With the side hustle at the CrossFit gyms, Rena and I were wondering how could we make a viable product that would be able to give quality one-on-one physical therapy?
Starting my practice as a side hustle was a process, and a slow one at that: learning how to sell people on what physical therapy should be versus what they thought it was from prior experiences was an uphill fight; but from everything I had learned in my life - this was a problem to be solved and to be solved intelligently, not brashly. I spent time learning how to pitch, reading books on how to sell, tried to figure out what everyone thought of Physical Therapy (which is not very much, by the way), and how to make myself a better therapist over the course of the past four years.
It was then that my goal was to develop a sustainable practice that could see clients one on one and provide the guided care that they wanted, in order to return to playing their sport or doing their activity of choice. I wanted to be able to hone my ability to focus and dedicate my time to people that want to get back to doing things they love.
Being able to spend time with my clients and watch them progress while seeing them get excited about their progress gets me hyped. When I was able to put the time into working and running and looked back at my progression + metrics to see progress, it is just as exciting as well.
Four years turned into the development of Match Fit Performance; a concierge one-on-one performance practice that focuses on exactly what we love: performance. Injuries, recovery, and getting to the next level all fall under what we focus on, including changing the public view of Physical Therapy.
A lot of these little parts of my life have contributed to my ability to perform athletically but also have helped me sharpen my ax and develop my work ethic; as efficiently being able to perform at a high level has helped me so much.
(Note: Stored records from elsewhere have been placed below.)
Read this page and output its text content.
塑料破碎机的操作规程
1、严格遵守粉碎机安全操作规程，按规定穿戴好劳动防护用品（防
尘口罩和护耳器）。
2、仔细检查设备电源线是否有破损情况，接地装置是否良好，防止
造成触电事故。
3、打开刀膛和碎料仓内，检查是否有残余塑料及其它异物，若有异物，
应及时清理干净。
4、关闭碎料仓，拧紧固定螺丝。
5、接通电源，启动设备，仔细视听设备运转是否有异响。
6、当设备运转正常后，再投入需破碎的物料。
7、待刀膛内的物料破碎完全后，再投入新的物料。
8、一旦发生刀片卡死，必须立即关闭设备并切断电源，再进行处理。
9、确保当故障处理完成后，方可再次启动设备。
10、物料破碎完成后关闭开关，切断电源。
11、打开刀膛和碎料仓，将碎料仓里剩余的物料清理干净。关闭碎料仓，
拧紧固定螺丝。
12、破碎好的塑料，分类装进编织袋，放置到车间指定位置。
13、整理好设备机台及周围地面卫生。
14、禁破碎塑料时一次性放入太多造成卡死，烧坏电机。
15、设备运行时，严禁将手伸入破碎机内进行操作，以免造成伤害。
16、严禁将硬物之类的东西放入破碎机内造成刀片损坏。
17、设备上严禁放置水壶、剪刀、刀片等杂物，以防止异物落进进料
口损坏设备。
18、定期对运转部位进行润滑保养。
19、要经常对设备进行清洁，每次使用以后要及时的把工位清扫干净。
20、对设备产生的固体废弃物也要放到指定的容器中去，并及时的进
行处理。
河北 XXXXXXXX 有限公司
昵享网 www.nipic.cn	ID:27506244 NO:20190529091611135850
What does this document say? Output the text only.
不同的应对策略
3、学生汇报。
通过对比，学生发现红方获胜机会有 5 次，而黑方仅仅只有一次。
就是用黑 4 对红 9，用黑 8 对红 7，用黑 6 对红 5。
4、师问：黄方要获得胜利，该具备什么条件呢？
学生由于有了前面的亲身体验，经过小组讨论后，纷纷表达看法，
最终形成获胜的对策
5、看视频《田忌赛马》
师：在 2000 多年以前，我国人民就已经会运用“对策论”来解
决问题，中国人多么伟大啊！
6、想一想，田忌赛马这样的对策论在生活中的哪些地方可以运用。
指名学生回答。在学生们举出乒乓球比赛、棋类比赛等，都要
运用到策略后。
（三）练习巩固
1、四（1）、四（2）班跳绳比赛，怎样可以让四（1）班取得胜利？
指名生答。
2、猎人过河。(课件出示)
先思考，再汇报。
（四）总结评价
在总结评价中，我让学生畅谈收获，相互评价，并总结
My ability to fight through discomfort and put my head down also ended up teaching me another lesson.
I was recently diagnosed with adrenal fatigue, as I gradually learned that my ability to train was only set to one speed during training and also in life - on and off. I had spent almost 1.5 to 2 years hustling a full time (40 hour) job on top of trying to see clients and working out of CrossFit gyms to build my practice and gain experience, and it caught up with me in December 2017. I give lots of treatments + advice where I focus on my clients’ health - focusing on sleep, meditation, stress management, and I let myself down.
Listening to my body was something I managed to ignore; feeling really tired and beat up every time I woke up, on top of getting injured three times and getting two sinus infections in the span of three months was an eye-opener for me. As of recently, giving time to myself to heal and get quality sleep, has been my major priority.
Learning that life is an extremely complex juggling act has been important in my growth as a current business owner and important in my life as well.
What makes me stand out as a healthcare practitioner is that I understand what injury feels like; I know what it feels like to be run down and limited in my ability to perform, so I can tell people what certain things feel like and have confidence in telling them how to let their body heal.
My ultimate self involves balance, self-care, and the love of testing limits (as much as I am afraid of them). Being able to push but also listen to your body when you’re not feeling 100% is something I apply to all of my athletes + clients; because your body is a complicated + powerful machine.